Given such signs, skeptics think that the campaign’s relaunch will do little to affect the outcome of the centrist Lieberman’s bid.
Lieberman “has the same problem he had yesterday and the day before that and the month before that: In terms of the most defining issues of the day, Iraq as well as some others, he’s not where most Democrats are,” independent analyst Stuart Rothenberg said. “They’re angry, bitter and frustrated. The angriest he gets, he sounds like he’s kvetching.”
Others say, however, that it is impossible to count Lieberman out.
Pollster Maurice Carroll of Quinnipiac University in Connecticut said Lieberman has held his own in a crowded field.
“He’s about where you’d expect him to be in a big field, up with the leaders, none of whom dominate,” Carroll said, explaining that in national polling done by the university, Lieberman consistently has polled “in the teens.”
Carroll said that Dean and Clark had surged to the front of the Democratic pack, and if they maintained their momentum, one of those two would be the nominee. But Lieberman, he insisted, “has a shot.”
That is, if he can make it happen in the primary states. As the Forward reported last March, Lieberman’s campaign strategy is predicated on winning in some “middle-tier” states that are holding primaries on February 3: Arizona, Oklahoma and Delaware being the most prominent. While the campaign has been touting this “Tidal-Wave Tuesday,” reports from the states themselves have been mixed, with Lieberman steadily racking up endorsements from officials but not catching fire among rank-and-file voters. Now, with Clark in the race, Lieberman has a rival with appeal in moderate states with large military presences.
Willhite, the strategist, said she feels Clark “will hurt Lieberman the most, because lots of ground Lieberman is trying to claim Clark can claim. He’s a new face and voice.” She rates Lieberman’s chances to become the nominee “slim to none, and as they say where I come from, ‘slim left town.’”

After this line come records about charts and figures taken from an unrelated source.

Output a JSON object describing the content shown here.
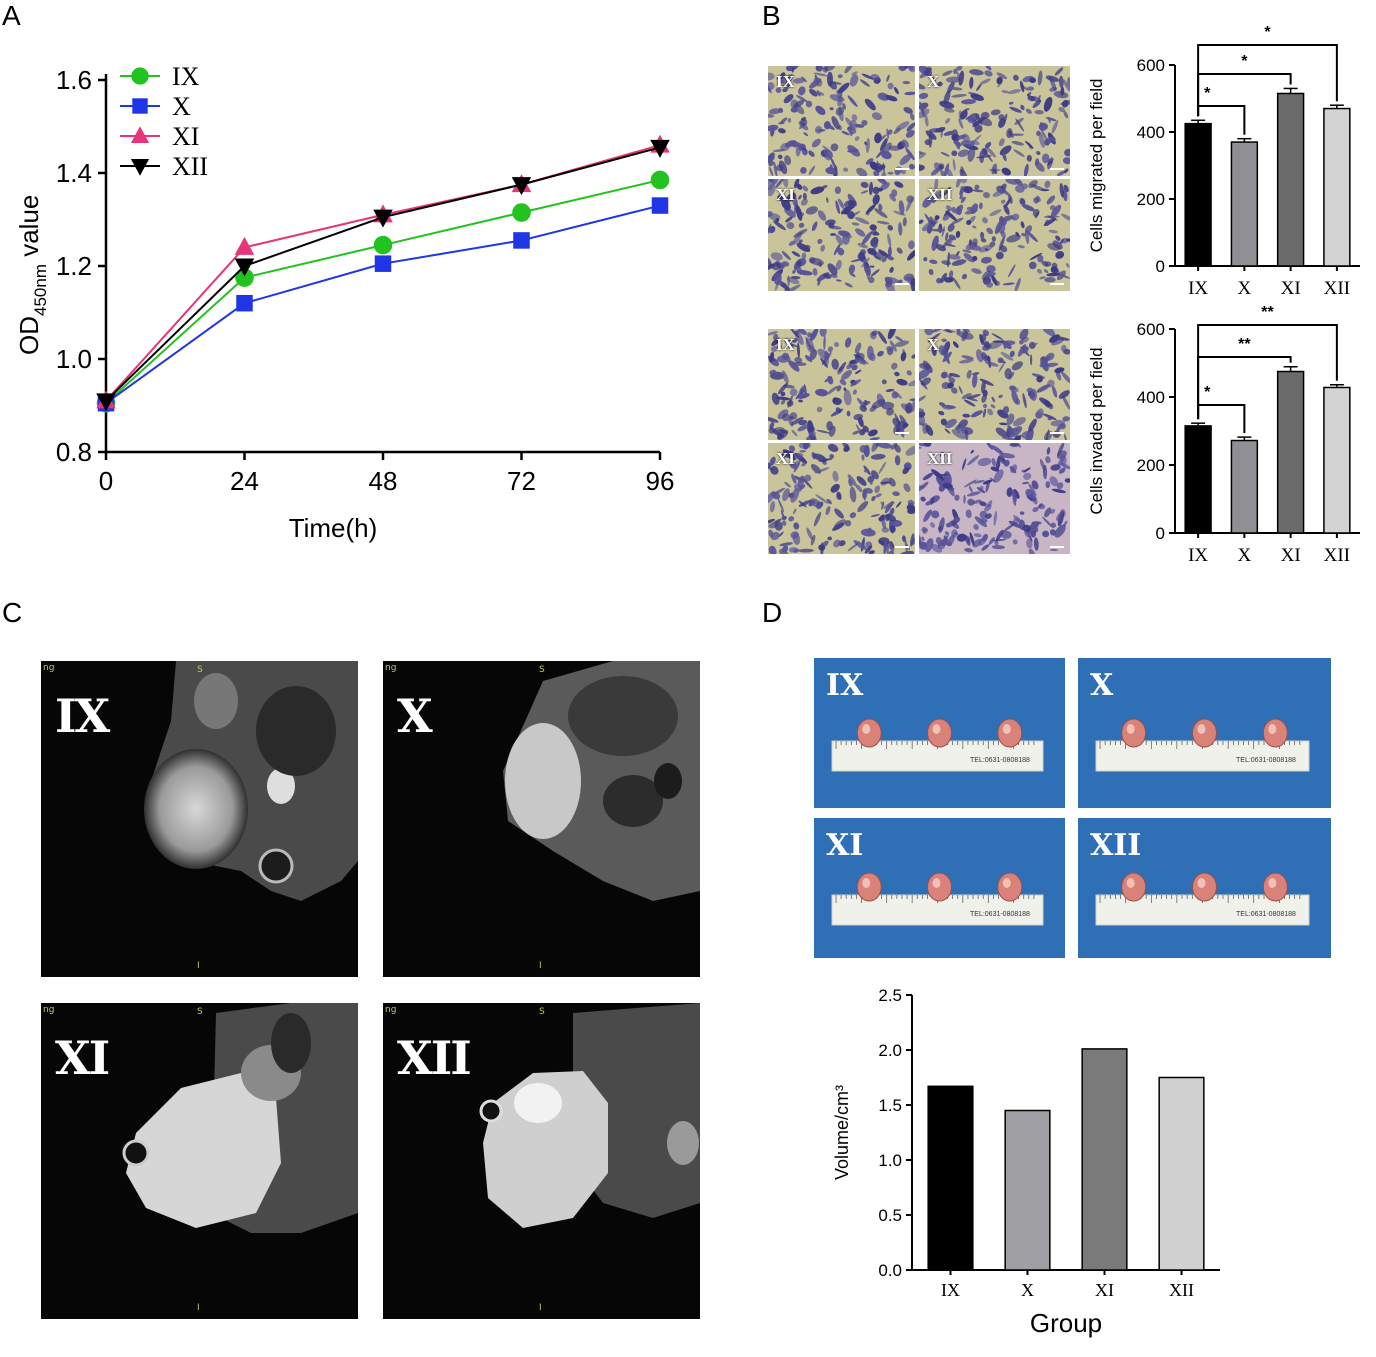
{
  "panels": {
    "a": "A",
    "b": "B",
    "c": "C",
    "d": "D"
  },
  "panel_b": {
    "micro_top": [
      "IX",
      "X",
      "XI",
      "XII"
    ],
    "micro_bottom": [
      "IX",
      "X",
      "XI",
      "XII"
    ]
  },
  "panel_c": {
    "labels": [
      "IX",
      "X",
      "XI",
      "XII"
    ],
    "marker_s": "S",
    "marker_i": "I",
    "marker_ng": "ng"
  },
  "panel_d": {
    "photo_labels": [
      "IX",
      "X",
      "XI",
      "XII"
    ],
    "ruler_text": "TEL:0631-0808188"
  },
  "chart_data": [
    {
      "id": "growth",
      "type": "line",
      "xlabel": "Time(h)",
      "ylabel_main": "OD",
      "ylabel_sub": "450nm",
      "ylabel_tail": " value",
      "x": [
        0,
        24,
        48,
        72,
        96
      ],
      "xlim": [
        0,
        96
      ],
      "ylim": [
        0.8,
        1.6
      ],
      "yticks": [
        "0.8",
        "1.0",
        "1.2",
        "1.4",
        "1.6"
      ],
      "xticks": [
        "0",
        "24",
        "48",
        "72",
        "96"
      ],
      "legend_position": "top-left",
      "series": [
        {
          "name": "IX",
          "marker": "circle",
          "color": "#22c21f",
          "values": [
            0.905,
            1.175,
            1.245,
            1.315,
            1.385
          ]
        },
        {
          "name": "X",
          "marker": "square",
          "color": "#1f35e6",
          "values": [
            0.905,
            1.12,
            1.205,
            1.255,
            1.33
          ]
        },
        {
          "name": "XI",
          "marker": "triangle-up",
          "color": "#e8347a",
          "values": [
            0.91,
            1.24,
            1.31,
            1.375,
            1.46
          ]
        },
        {
          "name": "XII",
          "marker": "triangle-down",
          "color": "#000000",
          "values": [
            0.91,
            1.2,
            1.305,
            1.375,
            1.455
          ]
        }
      ]
    },
    {
      "id": "migration",
      "type": "bar",
      "ylabel": "Cells migrated per field",
      "categories": [
        "IX",
        "X",
        "XI",
        "XII"
      ],
      "values": [
        425,
        370,
        515,
        470
      ],
      "errors": [
        10,
        10,
        15,
        10
      ],
      "ylim": [
        0,
        600
      ],
      "yticks": [
        "0",
        "200",
        "400",
        "600"
      ],
      "colors": [
        "#000000",
        "#909094",
        "#6b6b6b",
        "#d3d3d3"
      ],
      "brackets": [
        {
          "from": 0,
          "to": 1,
          "label": "*"
        },
        {
          "from": 0,
          "to": 2,
          "label": "*"
        },
        {
          "from": 0,
          "to": 3,
          "label": "*"
        }
      ]
    },
    {
      "id": "invasion",
      "type": "bar",
      "ylabel": "Cells invaded per field",
      "categories": [
        "IX",
        "X",
        "XI",
        "XII"
      ],
      "values": [
        315,
        272,
        475,
        428
      ],
      "errors": [
        8,
        10,
        14,
        8
      ],
      "ylim": [
        0,
        600
      ],
      "yticks": [
        "0",
        "200",
        "400",
        "600"
      ],
      "colors": [
        "#000000",
        "#909094",
        "#6b6b6b",
        "#d3d3d3"
      ],
      "brackets": [
        {
          "from": 0,
          "to": 1,
          "label": "*"
        },
        {
          "from": 0,
          "to": 2,
          "label": "**"
        },
        {
          "from": 0,
          "to": 3,
          "label": "**"
        }
      ]
    },
    {
      "id": "volume",
      "type": "bar",
      "xlabel": "Group",
      "ylabel": "Volume/cm³",
      "categories": [
        "IX",
        "X",
        "XI",
        "XII"
      ],
      "values": [
        1.67,
        1.45,
        2.01,
        1.75
      ],
      "ylim": [
        0,
        2.5
      ],
      "yticks": [
        "0.0",
        "0.5",
        "1.0",
        "1.5",
        "2.0",
        "2.5"
      ],
      "colors": [
        "#000000",
        "#a0a0a4",
        "#7a7a7a",
        "#d0d0d0"
      ]
    }
  ]
}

Others are only a bit kinder. The contenders debated last week in Arizona, the most delegate-rich of the February 3 primary states, but Lieberman did not distinguish himself, according to one local observer. “Lieberman did fine in the debate,” wrote Arizona Republic columnist Robert Robb. “But nothing happened that gave him a superior claim on Arizona voters. So, while he didn’t ‘lose’ the debate, it was a lost opportunity for him.”
Even at home Lieberman has cause to sigh: His approval rating in Connecticut has slipped from about 70% to the low 50s. “Some people are turned off by his running for president,” said Quinnipiac University pollster Douglas Schwartz, noting that sounding more like a partisan Democrat has cost Lieberman support among Republicans and independents.

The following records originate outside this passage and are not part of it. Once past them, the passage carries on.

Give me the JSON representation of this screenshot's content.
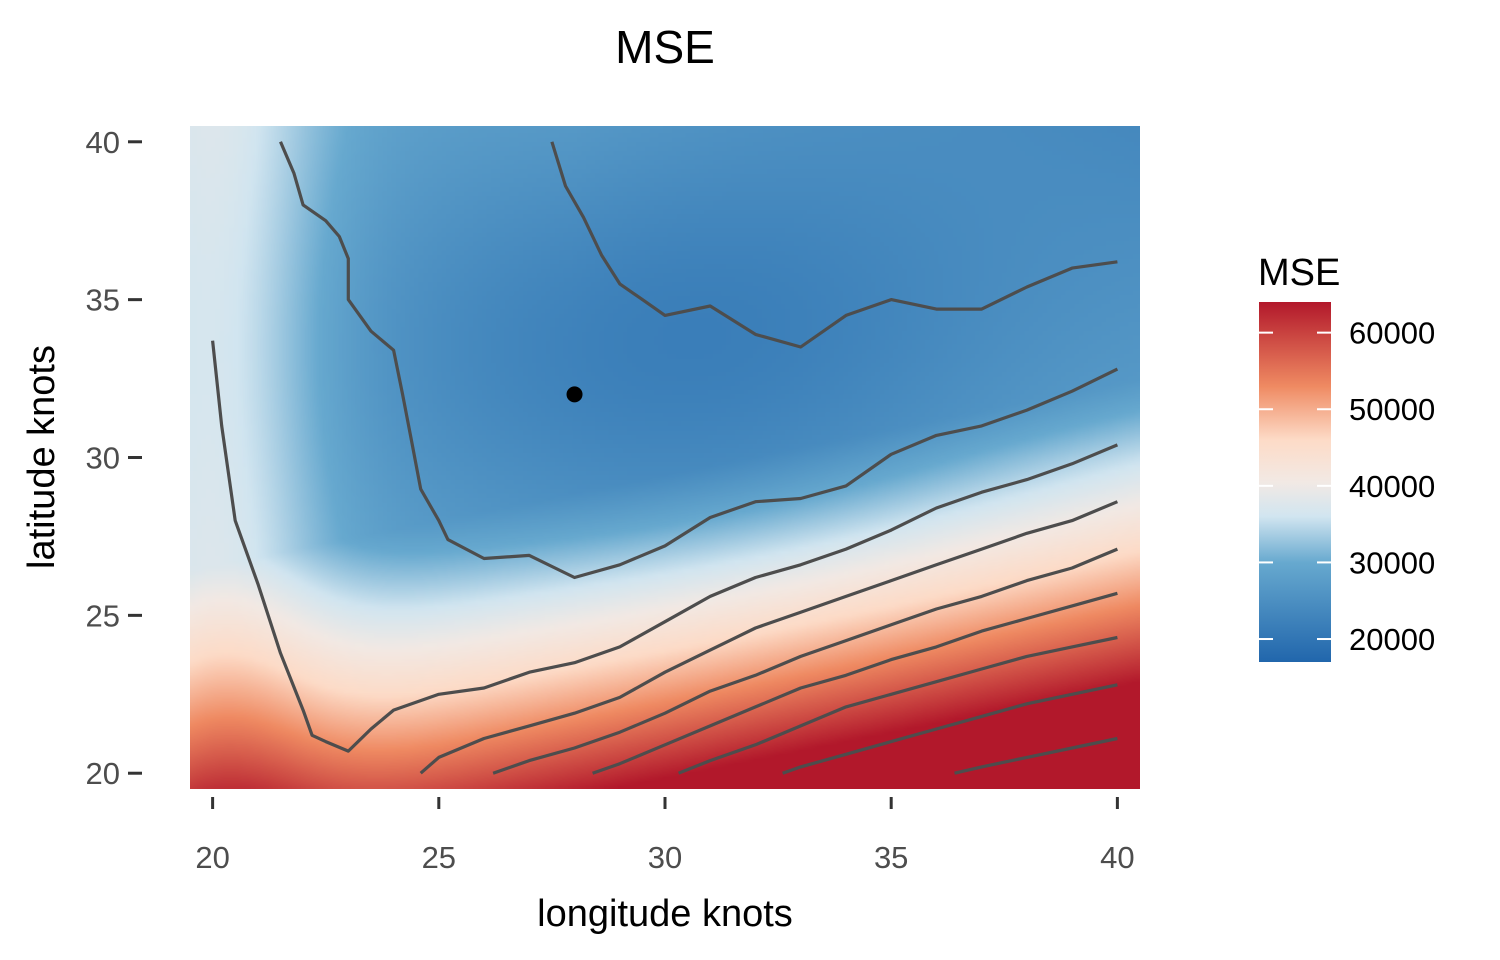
{
  "chart_data": {
    "type": "heatmap",
    "title": "MSE",
    "xlabel": "longitude knots",
    "ylabel": "latitude knots",
    "xlim": [
      19.5,
      40.5
    ],
    "ylim": [
      19.5,
      40.5
    ],
    "x_ticks": [
      20,
      25,
      30,
      35,
      40
    ],
    "y_ticks": [
      20,
      25,
      30,
      35,
      40
    ],
    "grid": false,
    "legend": {
      "title": "MSE",
      "position": "right",
      "range": [
        17000,
        64000
      ],
      "ticks": [
        20000,
        30000,
        40000,
        50000,
        60000
      ],
      "colors": [
        {
          "value": 17000,
          "color": "#2166ac"
        },
        {
          "value": 30000,
          "color": "#67a9cf"
        },
        {
          "value": 36000,
          "color": "#d1e5f0"
        },
        {
          "value": 40500,
          "color": "#f2e9e4"
        },
        {
          "value": 46000,
          "color": "#fddbc7"
        },
        {
          "value": 53000,
          "color": "#ef8a62"
        },
        {
          "value": 64000,
          "color": "#b2182b"
        }
      ]
    },
    "minimum_point": {
      "x": 28,
      "y": 32,
      "color": "#000000"
    },
    "contour_color": "#4d4d4d",
    "contours": [
      [
        [
          27.5,
          40
        ],
        [
          27.8,
          38.6
        ],
        [
          28.2,
          37.6
        ],
        [
          28.6,
          36.4
        ],
        [
          29,
          35.5
        ],
        [
          29.5,
          35
        ],
        [
          30,
          34.5
        ],
        [
          31,
          34.8
        ],
        [
          32,
          33.9
        ],
        [
          33,
          33.5
        ],
        [
          34,
          34.5
        ],
        [
          35,
          35
        ],
        [
          36,
          34.7
        ],
        [
          37,
          34.7
        ],
        [
          38,
          35.4
        ],
        [
          39,
          36
        ],
        [
          40,
          36.2
        ]
      ],
      [
        [
          21.5,
          40
        ],
        [
          21.8,
          39
        ],
        [
          22,
          38
        ],
        [
          22.5,
          37.5
        ],
        [
          22.8,
          37
        ],
        [
          23,
          36.3
        ],
        [
          23,
          35
        ],
        [
          23.5,
          34
        ],
        [
          24,
          33.4
        ],
        [
          24.2,
          32
        ],
        [
          24.4,
          30.5
        ],
        [
          24.6,
          29
        ],
        [
          25,
          28
        ],
        [
          25.2,
          27.4
        ],
        [
          26,
          26.8
        ],
        [
          27,
          26.9
        ],
        [
          28,
          26.2
        ],
        [
          29,
          26.6
        ],
        [
          30,
          27.2
        ],
        [
          31,
          28.1
        ],
        [
          32,
          28.6
        ],
        [
          33,
          28.7
        ],
        [
          34,
          29.1
        ],
        [
          35,
          30.1
        ],
        [
          36,
          30.7
        ],
        [
          37,
          31
        ],
        [
          38,
          31.5
        ],
        [
          39,
          32.1
        ],
        [
          40,
          32.8
        ]
      ],
      [
        [
          20,
          33.7
        ],
        [
          20.2,
          31
        ],
        [
          20.5,
          28
        ],
        [
          21,
          26
        ],
        [
          21.5,
          23.8
        ],
        [
          22,
          22
        ],
        [
          22.2,
          21.2
        ],
        [
          22.5,
          21
        ],
        [
          23,
          20.7
        ],
        [
          23.5,
          21.4
        ],
        [
          24,
          22
        ],
        [
          25,
          22.5
        ],
        [
          26,
          22.7
        ],
        [
          27,
          23.2
        ],
        [
          28,
          23.5
        ],
        [
          29,
          24
        ],
        [
          30,
          24.8
        ],
        [
          31,
          25.6
        ],
        [
          32,
          26.2
        ],
        [
          33,
          26.6
        ],
        [
          34,
          27.1
        ],
        [
          35,
          27.7
        ],
        [
          36,
          28.4
        ],
        [
          37,
          28.9
        ],
        [
          38,
          29.3
        ],
        [
          39,
          29.8
        ],
        [
          40,
          30.4
        ]
      ],
      [
        [
          24.6,
          20
        ],
        [
          25,
          20.5
        ],
        [
          26,
          21.1
        ],
        [
          27,
          21.5
        ],
        [
          28,
          21.9
        ],
        [
          29,
          22.4
        ],
        [
          30,
          23.2
        ],
        [
          31,
          23.9
        ],
        [
          32,
          24.6
        ],
        [
          33,
          25.1
        ],
        [
          34,
          25.6
        ],
        [
          35,
          26.1
        ],
        [
          36,
          26.6
        ],
        [
          37,
          27.1
        ],
        [
          38,
          27.6
        ],
        [
          39,
          28
        ],
        [
          40,
          28.6
        ]
      ],
      [
        [
          26.2,
          20
        ],
        [
          27,
          20.4
        ],
        [
          28,
          20.8
        ],
        [
          29,
          21.3
        ],
        [
          30,
          21.9
        ],
        [
          31,
          22.6
        ],
        [
          32,
          23.1
        ],
        [
          33,
          23.7
        ],
        [
          34,
          24.2
        ],
        [
          35,
          24.7
        ],
        [
          36,
          25.2
        ],
        [
          37,
          25.6
        ],
        [
          38,
          26.1
        ],
        [
          39,
          26.5
        ],
        [
          40,
          27.1
        ]
      ],
      [
        [
          28.4,
          20
        ],
        [
          29,
          20.3
        ],
        [
          30,
          20.9
        ],
        [
          31,
          21.5
        ],
        [
          32,
          22.1
        ],
        [
          33,
          22.7
        ],
        [
          34,
          23.1
        ],
        [
          35,
          23.6
        ],
        [
          36,
          24
        ],
        [
          37,
          24.5
        ],
        [
          38,
          24.9
        ],
        [
          39,
          25.3
        ],
        [
          40,
          25.7
        ]
      ],
      [
        [
          30.3,
          20
        ],
        [
          31,
          20.4
        ],
        [
          32,
          20.9
        ],
        [
          33,
          21.5
        ],
        [
          34,
          22.1
        ],
        [
          35,
          22.5
        ],
        [
          36,
          22.9
        ],
        [
          37,
          23.3
        ],
        [
          38,
          23.7
        ],
        [
          39,
          24
        ],
        [
          40,
          24.3
        ]
      ],
      [
        [
          32.6,
          20
        ],
        [
          33,
          20.2
        ],
        [
          34,
          20.6
        ],
        [
          35,
          21
        ],
        [
          36,
          21.4
        ],
        [
          37,
          21.8
        ],
        [
          38,
          22.2
        ],
        [
          39,
          22.5
        ],
        [
          40,
          22.8
        ]
      ],
      [
        [
          36.4,
          20
        ],
        [
          37,
          20.2
        ],
        [
          38,
          20.5
        ],
        [
          39,
          20.8
        ],
        [
          40,
          21.1
        ]
      ]
    ]
  }
}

Communications strategist Chris Lehane, a one-time adviser to Massachusetts Senator John Kerry who is in discussions to join Clark’s campaign, said that Lieberman’s problem is that he has failed to articulate a rationale for his presidential candidacy or to find a compelling message. Given the angry mood among Democratic primary voters, “he hasn’t tapped into that anger or found a voice that transcends that anger with a positive approach,” Lehane said, arguing that Dean had marshaled the anger while Clark was poised to contribute a constructive message with his theme of a “new patriotism.”
A campaign relaunch, complete with a big, new idea, Lehane said, “begs the question. You knew you were going to run for president for a while. Why wait to do it? It’s like a carton of milk: The expiration date runs quickly.”
“I do think it’s an enormous moment for Lieberman,” said Lehane, who was the Gore campaign staffer who broke the news to Lieberman that he had been chosen for the 2000 ticket. “When you get to the ‘New Coke’ phase, you’re going to find your voice, or it marks the beginning of the end.”